E, per un certo tempo, la cospirazione riuscì, almeno in questo senso, che tutti concludemmo che Heyst era diventato un ospite pagante del dabbene Morrison - alcuni dicevano: viveva alle spalle di quello scemo - sul suo brigantino. Ma voi sapete come avviene con tutti i misteri di questo genere. C’è sempre un’apertura dalla quale traspare la verità. Morrison per parte sua, non essendo affatto un recipiente a tenuta perfetta, scoppiava di gratitudine, e questo lo condusse a lasciar trapelare qualcosa di vago, abbastanza per dare un appiglio ai chiacchieroni dell’isola. E voi sapete quanto benevolo sia il mondo nei suoi commenti intorno alle cose che non capisce. Sorse la chiacchiera che Heyst, essendo riuscito a procurarsi una qualche misteriosa influenza su Morrison, gli si era appiccicato addosso e lo succhiava come una sanguisuga. Coloro che sapevano da dove fossero mosse queste chiacchiere avevano molta cura di non crederle. Poiché, a quanto sembra, chi le aveva originate era un certo Schomberg, un grosso personaggio virile, barbuto, della stirpe teutonica, dotato di una lingua incontrollabile, che sembrava girasse di continuo sopra un cardine. Se davvero fosse un tenente della riserva, come dichiarava, non so. Laggiù, di professione teneva degli alberghi, prima a Bangkok, poi in qualche altro luogo, e alla fine a Surabaya. Si tirava dietro, su e giù per quella parte dei Tropici, una donnetta silenziosa e spaventata, con dei lunghi riccioli, che guardava la gente sorridendo con un’aria stupita, e scoprendo un dente blu. Non so perché tanti, fra noi, frequentassero i suoi vari alberghi. Era un asinaccio sgradevole, e soddisfaceva la sua ingordigia di sciocchi pettegolezzi a spese dei propri clienti. Fu lui che una sera, mentre Morrison e Heyst passavano davanti all’albergo - non erano suoi clienti abituali -, bisbigliò misteriosamente alle varie persone, di genere molto disparato, riunite sulla veranda:
«Il ragno e la mosca sono passati proprio ora, signori». Poi, con un’aria molto importante e confidenziale, e la manona grassa stesa a un lato della bocca: «Resti qui fra noi: bene, signori, posso dirvi soltanto questo: cercate di non aver mai niente a che fare con quello svedese.

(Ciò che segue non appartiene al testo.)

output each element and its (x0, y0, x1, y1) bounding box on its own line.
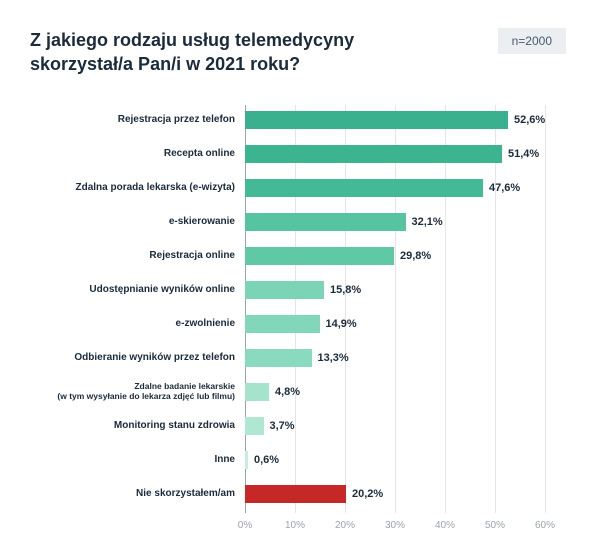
bar-label: Zdalna porada lekarska (e-wizyta) (30, 182, 245, 194)
bar: 3,7% (245, 417, 264, 435)
x-axis-label: 20% (335, 520, 355, 531)
bar: 51,4% (245, 145, 502, 163)
bar-value: 47,6% (483, 182, 520, 194)
bar-label: Zdalne badanie lekarskie(w tym wysyłanie… (30, 382, 245, 402)
chart-row: Odbieranie wyników przez telefon13,3% (245, 347, 545, 369)
bar-label: e-skierowanie (30, 216, 245, 228)
bar-label: Inne (30, 454, 245, 466)
bar-chart: 0%10%20%30%40%50%60%Rejestracja przez te… (245, 105, 545, 535)
bar-label: Monitoring stanu zdrowia (30, 420, 245, 432)
chart-row: Nie skorzystałem/am20,2% (245, 483, 545, 505)
x-axis-label: 40% (435, 520, 455, 531)
bar-value: 3,7% (264, 420, 295, 432)
bar: 47,6% (245, 179, 483, 197)
chart-row: Recepta online51,4% (245, 143, 545, 165)
chart-row: Inne0,6% (245, 449, 545, 471)
bar-label: Rejestracja online (30, 250, 245, 262)
bar: 32,1% (245, 213, 406, 231)
bar-value: 15,8% (324, 284, 361, 296)
chart-row: Rejestracja przez telefon52,6% (245, 109, 545, 131)
bar-label: Nie skorzystałem/am (30, 488, 245, 500)
bar-value: 52,6% (508, 114, 545, 126)
chart-row: Udostępnianie wyników online15,8% (245, 279, 545, 301)
chart-row: Zdalna porada lekarska (e-wizyta)47,6% (245, 177, 545, 199)
bar-value: 32,1% (406, 216, 443, 228)
bar: 4,8% (245, 383, 269, 401)
chart-row: e-skierowanie32,1% (245, 211, 545, 233)
bar-label: Recepta online (30, 148, 245, 160)
bar: 52,6% (245, 111, 508, 129)
bar-value: 51,4% (502, 148, 539, 160)
bar-value: 14,9% (320, 318, 357, 330)
bar: 0,6% (245, 451, 248, 469)
chart-header: Z jakiego rodzaju usług telemedycyny sko… (30, 28, 566, 77)
bar-value: 13,3% (312, 352, 349, 364)
chart-title: Z jakiego rodzaju usług telemedycyny sko… (30, 28, 410, 77)
bar-label: Udostępnianie wyników online (30, 284, 245, 296)
chart-row: Monitoring stanu zdrowia3,7% (245, 415, 545, 437)
x-axis-label: 50% (485, 520, 505, 531)
bar-label: Rejestracja przez telefon (30, 114, 245, 126)
bar-value: 4,8% (269, 386, 300, 398)
chart-row: e-zwolnienie14,9% (245, 313, 545, 335)
bar-value: 0,6% (248, 454, 279, 466)
x-axis-label: 10% (285, 520, 305, 531)
bar: 20,2% (245, 485, 346, 503)
x-axis-label: 30% (385, 520, 405, 531)
bar: 15,8% (245, 281, 324, 299)
bar: 29,8% (245, 247, 394, 265)
bar: 13,3% (245, 349, 312, 367)
bar-value: 20,2% (346, 488, 383, 500)
sample-size-badge: n=2000 (498, 28, 566, 54)
bar: 14,9% (245, 315, 320, 333)
bar-value: 29,8% (394, 250, 431, 262)
chart-row: Rejestracja online29,8% (245, 245, 545, 267)
x-axis-label: 60% (535, 520, 555, 531)
bar-label: Odbieranie wyników przez telefon (30, 352, 245, 364)
chart-row: Zdalne badanie lekarskie(w tym wysyłanie… (245, 381, 545, 403)
x-axis-label: 0% (238, 520, 252, 531)
grid-line (545, 105, 546, 513)
bar-label: e-zwolnienie (30, 318, 245, 330)
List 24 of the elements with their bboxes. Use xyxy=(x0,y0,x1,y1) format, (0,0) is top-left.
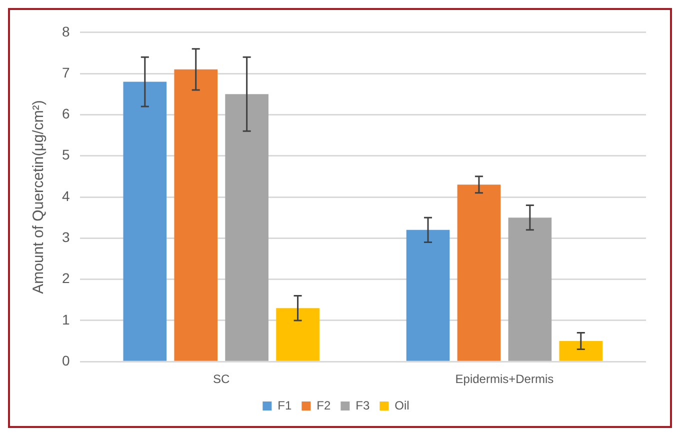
bar xyxy=(559,341,603,361)
y-tick-label: 0 xyxy=(62,352,70,368)
legend-label: Oil xyxy=(394,398,410,412)
legend-label: F2 xyxy=(316,398,331,412)
y-tick-label: 5 xyxy=(62,146,70,163)
bar xyxy=(123,82,167,361)
x-tick-label: Epidermis+Dermis xyxy=(455,372,554,386)
bar xyxy=(406,230,450,361)
y-axis-title: Amount of Quercetin(μg/cm²) xyxy=(30,100,48,294)
y-tick-label: 1 xyxy=(62,311,70,328)
legend-label: F1 xyxy=(278,398,292,412)
bar xyxy=(225,94,268,361)
bar xyxy=(174,69,218,361)
y-tick-label: 4 xyxy=(62,188,70,204)
y-tick-label: 2 xyxy=(62,270,70,286)
y-tick-label: 8 xyxy=(62,23,70,40)
y-tick-label: 6 xyxy=(62,106,70,122)
legend-label: F3 xyxy=(356,398,370,412)
y-tick-label: 3 xyxy=(62,229,70,246)
bar xyxy=(457,184,501,361)
bar xyxy=(276,308,320,361)
x-tick-label: SC xyxy=(213,372,230,386)
y-tick-label: 7 xyxy=(62,64,70,80)
bar xyxy=(508,218,552,361)
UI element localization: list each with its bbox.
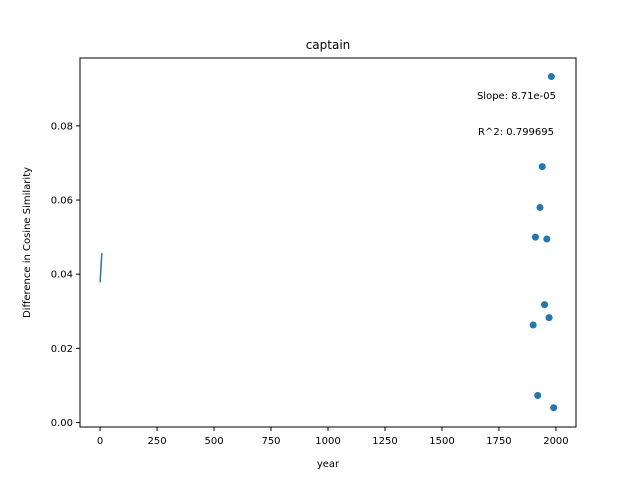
y-tick-label: 0.06 bbox=[51, 196, 73, 207]
data-point bbox=[541, 301, 549, 309]
y-axis-ticks: 0.00 0.02 0.04 0.06 0.08 bbox=[51, 121, 80, 429]
data-point bbox=[536, 203, 544, 211]
r-squared-annotation: R^2: 0.799695 bbox=[478, 127, 554, 138]
y-tick-label: 0.00 bbox=[51, 418, 73, 429]
x-tick-label: 1000 bbox=[315, 436, 340, 447]
y-tick-label: 0.04 bbox=[51, 270, 73, 281]
x-tick-label: 250 bbox=[147, 436, 166, 447]
regression-line bbox=[99, 253, 103, 283]
x-tick-label: 1250 bbox=[372, 436, 397, 447]
data-point bbox=[534, 391, 542, 399]
x-tick-label: 500 bbox=[204, 436, 223, 447]
data-point bbox=[547, 73, 555, 81]
chart-title: captain bbox=[306, 38, 351, 52]
x-tick-label: 1750 bbox=[486, 436, 511, 447]
y-tick-label: 0.08 bbox=[51, 121, 73, 132]
data-point bbox=[529, 321, 537, 329]
y-axis-label: Difference in Cosine Similarity bbox=[22, 167, 33, 318]
x-tick-label: 1500 bbox=[429, 436, 454, 447]
data-point bbox=[531, 233, 539, 241]
regression-line-layer bbox=[99, 253, 103, 283]
x-tick-label: 2000 bbox=[543, 436, 568, 447]
data-point bbox=[550, 404, 558, 412]
data-point bbox=[543, 235, 551, 243]
x-tick-label: 0 bbox=[97, 436, 103, 447]
data-point bbox=[538, 163, 546, 171]
slope-annotation: Slope: 8.71e-05 bbox=[477, 91, 556, 102]
x-tick-label: 750 bbox=[261, 436, 280, 447]
y-tick-label: 0.02 bbox=[51, 344, 73, 355]
scatter-points-layer bbox=[529, 73, 558, 412]
x-axis-ticks: 0 250 500 750 1000 1250 1500 1750 2000 bbox=[97, 427, 569, 447]
data-point bbox=[545, 314, 553, 322]
x-axis-label: year bbox=[317, 459, 340, 470]
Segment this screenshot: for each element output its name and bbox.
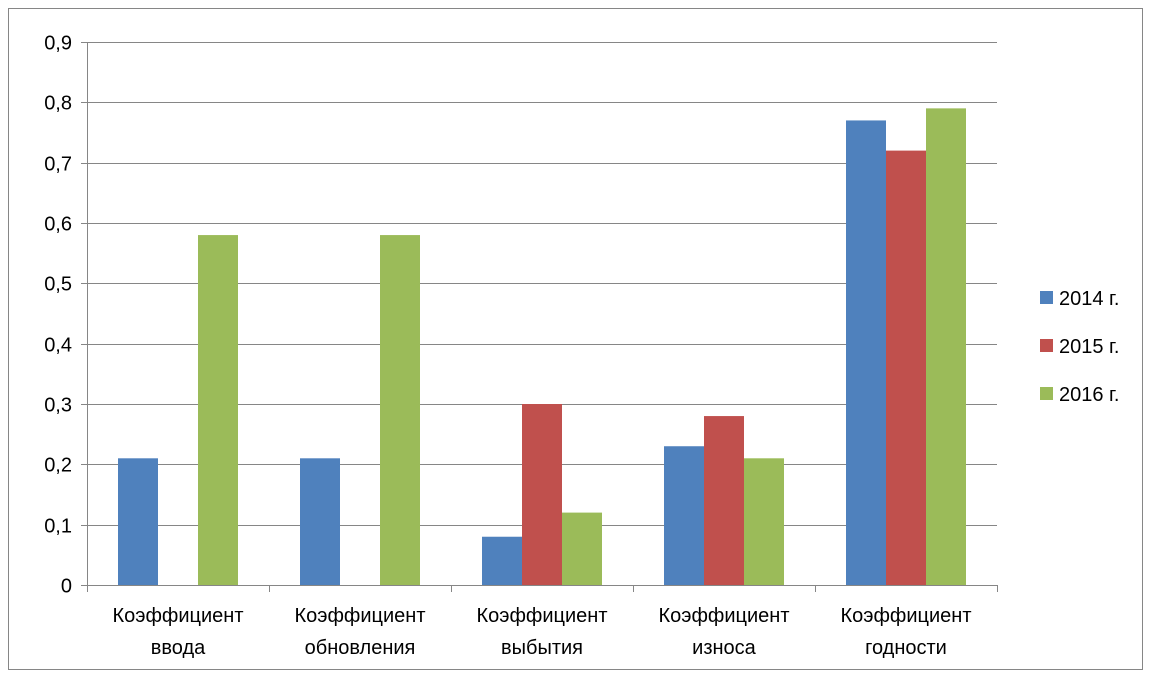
y-tick-label: 0,5 [44,274,72,296]
y-tick-label: 0,7 [44,154,72,176]
x-category-label: ввода [151,637,206,659]
y-tick-label: 0,8 [44,93,72,115]
legend-label: 2016 г. [1059,384,1119,406]
x-category-label: Коэффициент [658,605,789,627]
bar-2 [704,416,744,585]
bar-3 [562,512,602,585]
bar-1 [482,536,522,585]
y-tick-label: 0,1 [44,516,72,538]
y-tick-label: 0,9 [44,33,72,55]
bar-3 [926,108,966,585]
legend: 2014 г. 2015 г. 2016 г. [1040,288,1119,406]
legend-swatch [1040,291,1053,304]
x-category-label: выбытия [501,637,583,659]
x-category-label: годности [865,637,947,659]
bars [118,108,966,586]
axes: 0 0,1 0,2 0,3 0,4 0,5 0,6 0,7 0,8 0,9 Коэффициент в… [44,33,998,659]
y-tick-label: 0,4 [44,335,72,357]
y-tick-label: 0 [61,576,72,598]
legend-label: 2014 г. [1059,288,1119,310]
x-category-label: Коэффициент [112,605,243,627]
bar-2 [886,150,926,585]
legend-label: 2015 г. [1059,336,1119,358]
bar-1 [300,458,340,585]
x-category-label: Коэффициент [840,605,971,627]
bar-1 [664,446,704,585]
bar-3 [744,458,784,585]
y-tick-label: 0,2 [44,455,72,477]
bar-3 [380,235,420,586]
bar-1 [118,458,158,585]
legend-swatch [1040,339,1053,352]
y-tick-label: 0,3 [44,395,72,417]
legend-swatch [1040,387,1053,400]
y-tick-label: 0,6 [44,214,72,236]
bar-2 [522,404,562,585]
gridlines [87,42,997,526]
x-category-label: обновления [305,637,416,659]
x-category-label: износа [692,637,757,659]
bar-1 [846,120,886,585]
x-category-label: Коэффициент [294,605,425,627]
x-category-label: Коэффициент [476,605,607,627]
bar-3 [198,235,238,586]
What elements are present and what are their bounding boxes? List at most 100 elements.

State attenti di non farvi prendere nella sua ragnatela».
III
La natura umana essendo quella che è, ed avendo un lato stupido oltre che un lato meschino, non furono pochi quelli che si dettero l’aria di essere indignati, in base alla sola autorità che veniva loro dal fatto della comune inclinazione a credere qualunque storia cattiva; e vi furono molti altri cui sembrò soltanto una cosa buffa chiamare Heyst il Ragno, dietro le sue spalle, si capisce. Lui era altrettanto serenamente inconsapevole di questo come degli altri vari nomignoli che gli avevan dati. Ma ben presto la gente trovò da dire altre cose sul conto di Heyst; non passò molto tempo che egli venne a trovarsi in grande evidenza, per faccende più grosse.